Behavior-Aware Auxiliary Corrections for Off-Policy Temporal-Difference Prediction

针对离策略时序差分预测的“行为感知”辅助修正方法

Abstract: Temporal-difference learning with function approximation can be unstable under off-policy sampling. TDC stabilizes off-policy TD through an auxiliary covariance correction, and TDRC further regularizes this correction in a single-timescale recursion. This paper studies a behavior-aware replacement of the auxiliary covariance geometry in the linear prediction setting, which is the standard local model for understanding the feature-space dynamics of value-function approximation.

摘要： 在离策略（off-policy）采样下，带有函数近似的时序差分（TD）学习可能变得不稳定。TDC 通过辅助协方差修正来稳定离策略 TD，而 TDRC 则通过单时间尺度递归进一步对该修正进行正则化。本文研究了在线性预测设置下对辅助协方差几何结构的“行为感知”替换，这是理解价值函数近似中特征空间动态的标准局部模型。

We first replace the TDC auxiliary matrix (C) by the behavior Bellman matrix (A_\mu), yielding BA-TDC, and then regularize the same behavior-aware equation to obtain BA-TDRC. This two-step construction separates the contribution of behavior-aware geometry from the contribution of regularization. The linear analysis also provides a tractable model for an auxiliary-geometry design question that arises in neural-network value approximation, where feature covariances and temporal transition matrices jointly shape the last-layer correction dynamics.

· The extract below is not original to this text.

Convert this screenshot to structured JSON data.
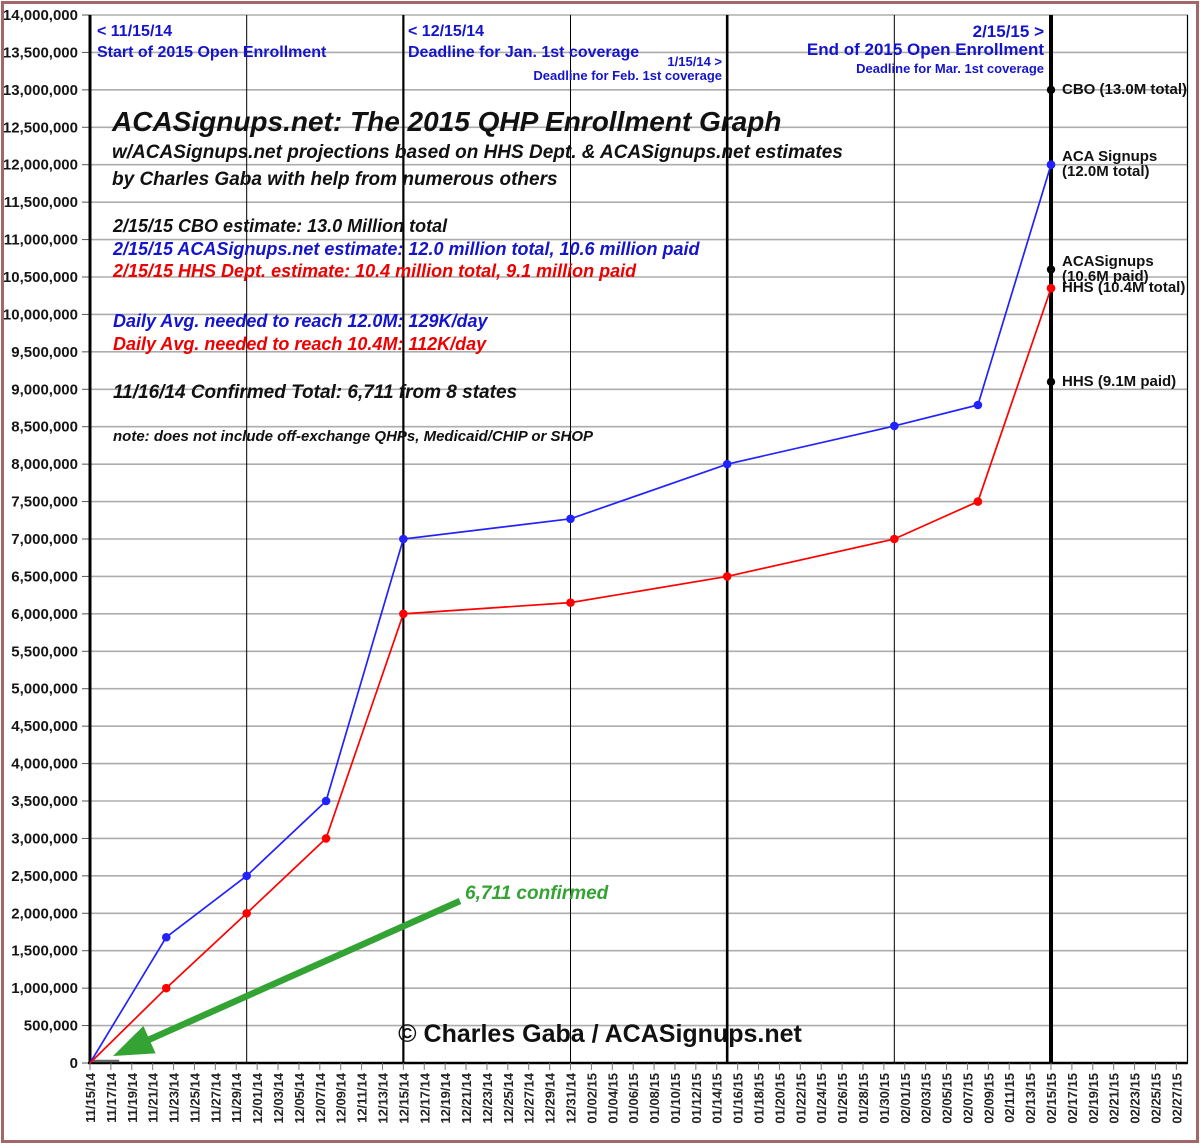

我们首先用行为贝尔曼矩阵（A_\mu）替换 TDC 辅助矩阵（C），从而得到 BA-TDC，随后对相同的行为感知方程进行正则化，得到 BA-TDRC。这种两步构建法将“行为感知几何结构”的贡献与“正则化”的贡献分离开来。线性分析还为神经网络价值近似中出现的辅助几何设计问题提供了一个易于处理的模型，在该模型中，特征协方差和时间转移矩阵共同塑造了最后一层的修正动态。

We give a finite-state mean-system formulation, prove fixed-point preservation and almost-sure convergence under a Hurwitz stability condition on the instantiated mean system, and compare deterministic mean rates through the spectral radius of the exact linear error recursion. Experiments on the two-state counterexample, Baird’s counterexample, Random Walk, and Boyan Chain show that the behavior-aware replacement can be highly beneficial by itself on some tasks, but that regularization is necessary for robust performance across harder settings.

我们给出了有限状态均值系统公式，证明了在实例化均值系统满足 Hurwitz 稳定性条件下的不动点保持性和几乎处处收敛性，并通过精确线性误差递归的谱半径比较了确定性均值速率。在双状态反例、Baird 反例、随机游走（Random Walk）和 Boyan 链上的实验表明，行为感知替换本身在某些任务中非常有益，但在更困难的设置下，正则化对于实现稳健性能是必不可少的。